I never smiled in any of my pictures. I thought it made me look like a badass.
In actuality, I wasn’t your traditional definition of a badass. I was a straight-A student taking AP History and Honors Physics this year and was on my way to becoming a class valedictorian. I was a total hardcore nerd.
But I had a weird rebellious streak that resisted how others wanted to see me. I was inducted into National Honors Society, but refused to take part in its customs. During our official group photograph, I gave the photographer a fake name. (My go-to alias was “Gabe Jennings,” an elite runner who later became an Olympian.) I was later kicked out/quit because I didn’t want to attend the meetings.
My favorite shirt was a white t-shirt that I designed. The chest displayed the words “WALKING BILLBOARD” with the “no” sign over those words. It was inspired by the ubiquitous Abercrombie & Fitch t-shirts of the time.
After I won some academic award, I got my picture in our small-town paper, standing next to my favorite teacher. I proudly wore the “NO WALKING BILLBOARD” shirt. My tiny act of visual rebellion caused a small stir in the community.
People made assumptions about me because of my long hair. I looked like a stoner or a dropout. I was once in the men’s locker room when a guy came in, saw my long curly hair, and said he thought he entered the wrong locker room.
I wasn’t a stoner. I didn’t even get drunk until the end of sophomore year in college. In high school, I brought my own lunch because I thought the cafeteria food was unhealthy. The only store-bought bread I’d eat had to be made by Natural Ovens. I made my own bagels and infused them with flaxseed and wheat germ.
In actuality, I was growing my hair long because I decided not to cut it until I met a certain goal time in track. Then I got injured it was taking me longer than I expected. So my hair kept growing.
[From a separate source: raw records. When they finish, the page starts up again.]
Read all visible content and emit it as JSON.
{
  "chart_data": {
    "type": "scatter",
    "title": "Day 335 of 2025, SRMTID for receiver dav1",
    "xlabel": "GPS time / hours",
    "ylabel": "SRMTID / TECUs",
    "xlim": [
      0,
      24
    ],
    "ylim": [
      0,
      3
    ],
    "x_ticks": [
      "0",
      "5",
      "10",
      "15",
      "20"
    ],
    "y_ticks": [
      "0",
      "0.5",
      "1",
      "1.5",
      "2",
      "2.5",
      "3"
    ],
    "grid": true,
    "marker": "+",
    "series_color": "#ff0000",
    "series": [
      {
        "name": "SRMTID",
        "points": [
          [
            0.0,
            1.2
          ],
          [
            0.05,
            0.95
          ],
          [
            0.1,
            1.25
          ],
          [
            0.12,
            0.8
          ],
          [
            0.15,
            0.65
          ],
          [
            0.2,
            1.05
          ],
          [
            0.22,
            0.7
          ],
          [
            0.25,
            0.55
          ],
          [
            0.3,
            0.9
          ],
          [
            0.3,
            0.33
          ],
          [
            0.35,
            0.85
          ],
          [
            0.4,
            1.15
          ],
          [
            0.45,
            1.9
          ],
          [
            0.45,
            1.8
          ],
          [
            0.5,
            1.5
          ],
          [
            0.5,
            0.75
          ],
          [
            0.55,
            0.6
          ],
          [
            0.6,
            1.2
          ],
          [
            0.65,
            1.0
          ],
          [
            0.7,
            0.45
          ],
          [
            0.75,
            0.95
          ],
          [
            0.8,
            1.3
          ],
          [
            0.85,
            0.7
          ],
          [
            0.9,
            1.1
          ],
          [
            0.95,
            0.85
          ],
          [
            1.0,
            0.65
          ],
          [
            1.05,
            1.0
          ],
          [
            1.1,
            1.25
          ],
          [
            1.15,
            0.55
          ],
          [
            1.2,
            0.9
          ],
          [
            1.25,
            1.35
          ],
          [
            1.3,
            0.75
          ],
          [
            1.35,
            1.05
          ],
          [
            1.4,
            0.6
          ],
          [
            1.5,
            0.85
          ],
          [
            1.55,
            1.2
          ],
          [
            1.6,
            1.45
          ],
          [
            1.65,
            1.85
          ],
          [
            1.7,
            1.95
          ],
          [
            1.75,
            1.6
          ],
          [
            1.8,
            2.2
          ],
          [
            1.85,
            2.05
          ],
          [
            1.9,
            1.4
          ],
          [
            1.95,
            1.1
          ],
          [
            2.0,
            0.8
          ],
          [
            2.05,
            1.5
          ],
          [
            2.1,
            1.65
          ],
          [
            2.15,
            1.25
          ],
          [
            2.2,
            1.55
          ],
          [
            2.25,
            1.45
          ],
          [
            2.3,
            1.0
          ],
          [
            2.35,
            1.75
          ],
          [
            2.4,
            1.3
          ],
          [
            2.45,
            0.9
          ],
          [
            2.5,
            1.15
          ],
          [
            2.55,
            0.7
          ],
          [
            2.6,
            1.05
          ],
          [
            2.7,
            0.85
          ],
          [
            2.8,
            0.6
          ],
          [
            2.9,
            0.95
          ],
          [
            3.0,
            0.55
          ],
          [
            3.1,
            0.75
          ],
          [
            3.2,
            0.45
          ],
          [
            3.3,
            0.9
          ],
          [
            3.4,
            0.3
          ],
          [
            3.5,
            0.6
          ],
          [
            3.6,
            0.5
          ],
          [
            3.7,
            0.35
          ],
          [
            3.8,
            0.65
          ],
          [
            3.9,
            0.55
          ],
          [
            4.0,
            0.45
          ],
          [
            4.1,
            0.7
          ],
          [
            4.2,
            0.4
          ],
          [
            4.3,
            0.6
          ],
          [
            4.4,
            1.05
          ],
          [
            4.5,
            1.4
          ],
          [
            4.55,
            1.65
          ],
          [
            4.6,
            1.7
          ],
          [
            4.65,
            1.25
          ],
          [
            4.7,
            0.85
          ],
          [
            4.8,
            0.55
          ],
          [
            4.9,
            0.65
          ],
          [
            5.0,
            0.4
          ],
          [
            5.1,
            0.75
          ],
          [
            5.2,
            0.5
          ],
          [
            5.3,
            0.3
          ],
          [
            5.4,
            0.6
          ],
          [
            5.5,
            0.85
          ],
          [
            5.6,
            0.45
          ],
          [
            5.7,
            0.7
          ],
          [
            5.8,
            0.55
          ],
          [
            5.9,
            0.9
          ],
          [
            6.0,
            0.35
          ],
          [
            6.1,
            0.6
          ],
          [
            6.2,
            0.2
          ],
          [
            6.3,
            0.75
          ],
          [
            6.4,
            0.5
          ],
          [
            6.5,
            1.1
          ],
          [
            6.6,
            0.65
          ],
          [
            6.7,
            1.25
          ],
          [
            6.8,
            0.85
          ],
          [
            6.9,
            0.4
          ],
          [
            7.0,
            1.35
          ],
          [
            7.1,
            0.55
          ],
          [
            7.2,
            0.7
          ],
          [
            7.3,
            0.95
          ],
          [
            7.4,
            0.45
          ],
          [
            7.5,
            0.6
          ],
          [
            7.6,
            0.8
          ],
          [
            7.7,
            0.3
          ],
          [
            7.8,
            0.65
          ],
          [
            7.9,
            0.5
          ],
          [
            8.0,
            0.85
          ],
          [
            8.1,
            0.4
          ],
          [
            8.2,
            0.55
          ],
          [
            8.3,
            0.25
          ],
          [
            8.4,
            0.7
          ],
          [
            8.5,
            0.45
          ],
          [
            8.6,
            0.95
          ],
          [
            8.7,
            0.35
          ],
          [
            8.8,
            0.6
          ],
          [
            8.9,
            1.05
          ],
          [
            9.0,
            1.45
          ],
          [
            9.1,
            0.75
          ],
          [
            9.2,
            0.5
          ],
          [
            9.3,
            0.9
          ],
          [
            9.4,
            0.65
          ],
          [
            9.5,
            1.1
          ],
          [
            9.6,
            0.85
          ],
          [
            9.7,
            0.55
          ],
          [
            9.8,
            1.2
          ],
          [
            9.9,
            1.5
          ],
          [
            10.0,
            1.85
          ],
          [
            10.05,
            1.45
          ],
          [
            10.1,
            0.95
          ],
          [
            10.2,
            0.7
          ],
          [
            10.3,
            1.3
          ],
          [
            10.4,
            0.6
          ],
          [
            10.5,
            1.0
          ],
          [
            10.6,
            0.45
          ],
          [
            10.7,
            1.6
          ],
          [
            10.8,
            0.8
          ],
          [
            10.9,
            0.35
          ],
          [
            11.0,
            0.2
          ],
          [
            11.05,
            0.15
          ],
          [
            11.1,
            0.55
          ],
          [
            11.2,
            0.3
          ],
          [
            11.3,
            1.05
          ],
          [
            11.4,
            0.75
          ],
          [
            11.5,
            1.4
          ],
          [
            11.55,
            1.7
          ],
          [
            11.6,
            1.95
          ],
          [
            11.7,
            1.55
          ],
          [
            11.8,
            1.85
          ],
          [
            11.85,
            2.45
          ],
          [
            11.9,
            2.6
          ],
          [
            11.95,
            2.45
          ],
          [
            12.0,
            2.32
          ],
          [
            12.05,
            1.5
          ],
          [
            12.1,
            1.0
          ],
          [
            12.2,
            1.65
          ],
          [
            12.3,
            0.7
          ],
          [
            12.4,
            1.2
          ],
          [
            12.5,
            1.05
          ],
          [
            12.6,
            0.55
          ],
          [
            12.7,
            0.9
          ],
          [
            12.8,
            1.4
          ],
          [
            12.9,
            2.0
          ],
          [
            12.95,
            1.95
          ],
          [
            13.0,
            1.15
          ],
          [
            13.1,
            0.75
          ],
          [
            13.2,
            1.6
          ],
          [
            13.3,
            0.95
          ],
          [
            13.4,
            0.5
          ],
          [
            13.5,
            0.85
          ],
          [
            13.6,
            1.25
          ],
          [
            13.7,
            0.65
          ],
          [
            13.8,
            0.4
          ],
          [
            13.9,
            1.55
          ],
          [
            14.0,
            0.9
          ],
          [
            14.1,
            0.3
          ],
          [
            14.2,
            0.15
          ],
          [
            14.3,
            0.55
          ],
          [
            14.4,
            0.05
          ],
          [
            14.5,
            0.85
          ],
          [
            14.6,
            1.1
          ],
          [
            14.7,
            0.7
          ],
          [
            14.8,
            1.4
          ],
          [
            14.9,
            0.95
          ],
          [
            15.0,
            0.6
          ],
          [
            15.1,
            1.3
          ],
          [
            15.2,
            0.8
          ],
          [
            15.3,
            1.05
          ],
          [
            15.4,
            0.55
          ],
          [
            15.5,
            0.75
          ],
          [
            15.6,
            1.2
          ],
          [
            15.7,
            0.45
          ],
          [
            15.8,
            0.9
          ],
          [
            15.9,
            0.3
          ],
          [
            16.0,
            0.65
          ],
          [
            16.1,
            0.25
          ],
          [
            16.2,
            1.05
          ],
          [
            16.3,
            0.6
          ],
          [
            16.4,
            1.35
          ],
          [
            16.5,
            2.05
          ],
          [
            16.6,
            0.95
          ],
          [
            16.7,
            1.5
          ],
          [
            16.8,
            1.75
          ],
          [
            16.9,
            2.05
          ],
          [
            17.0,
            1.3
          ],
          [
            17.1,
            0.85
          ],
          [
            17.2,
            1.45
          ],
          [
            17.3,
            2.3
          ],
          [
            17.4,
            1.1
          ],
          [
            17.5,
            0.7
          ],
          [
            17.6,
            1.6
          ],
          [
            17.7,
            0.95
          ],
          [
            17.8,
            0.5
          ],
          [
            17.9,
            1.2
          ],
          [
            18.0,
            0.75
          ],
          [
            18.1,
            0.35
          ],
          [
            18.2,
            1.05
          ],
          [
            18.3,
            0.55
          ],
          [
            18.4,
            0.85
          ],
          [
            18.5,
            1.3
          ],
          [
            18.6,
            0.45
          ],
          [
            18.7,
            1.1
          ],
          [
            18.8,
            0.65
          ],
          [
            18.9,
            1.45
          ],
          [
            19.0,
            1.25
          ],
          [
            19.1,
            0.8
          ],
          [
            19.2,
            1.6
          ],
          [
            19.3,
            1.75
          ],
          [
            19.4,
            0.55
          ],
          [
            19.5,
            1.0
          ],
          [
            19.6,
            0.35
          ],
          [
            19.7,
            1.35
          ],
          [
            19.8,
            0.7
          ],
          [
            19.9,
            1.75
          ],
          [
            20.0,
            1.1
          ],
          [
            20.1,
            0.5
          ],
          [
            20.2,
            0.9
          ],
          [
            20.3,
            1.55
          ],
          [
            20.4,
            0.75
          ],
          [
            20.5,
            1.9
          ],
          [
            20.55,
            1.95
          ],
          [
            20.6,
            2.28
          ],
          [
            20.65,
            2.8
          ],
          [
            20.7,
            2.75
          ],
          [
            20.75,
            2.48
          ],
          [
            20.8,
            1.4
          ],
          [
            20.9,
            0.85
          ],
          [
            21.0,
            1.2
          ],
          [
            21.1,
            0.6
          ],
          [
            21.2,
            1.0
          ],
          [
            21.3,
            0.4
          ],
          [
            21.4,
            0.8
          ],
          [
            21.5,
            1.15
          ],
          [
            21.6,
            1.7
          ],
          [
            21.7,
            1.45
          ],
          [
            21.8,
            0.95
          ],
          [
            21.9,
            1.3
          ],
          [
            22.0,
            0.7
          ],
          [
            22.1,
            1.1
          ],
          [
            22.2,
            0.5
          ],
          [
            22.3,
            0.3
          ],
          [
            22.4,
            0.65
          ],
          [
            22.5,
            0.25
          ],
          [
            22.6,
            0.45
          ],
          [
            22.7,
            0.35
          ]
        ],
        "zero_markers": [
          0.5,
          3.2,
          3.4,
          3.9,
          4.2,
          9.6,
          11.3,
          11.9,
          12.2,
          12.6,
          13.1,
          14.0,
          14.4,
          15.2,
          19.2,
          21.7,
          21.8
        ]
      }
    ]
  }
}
After I finally reached my goal at the end of junior year, I shaved off all my hair. The track coach’s wife buzzed my head in a ceremony before practice one day. There’s even a VHS videotape of it somewhere in that high school box, which I could watch if I still had a tape player.
After my hair was buzzed, people saw me differently again. One English teacher literally stopped class when she noticed me sitting in the back and screamed, “YOU CUT YOUR HAIR!!” Then she calmly returned to her lecture.
But I was the same person, just presented differently to the world from one day to the next.
So what is 16-year-old me thinking?
I’m probably staring down the camera thinking, you see me, but you don’t really know me.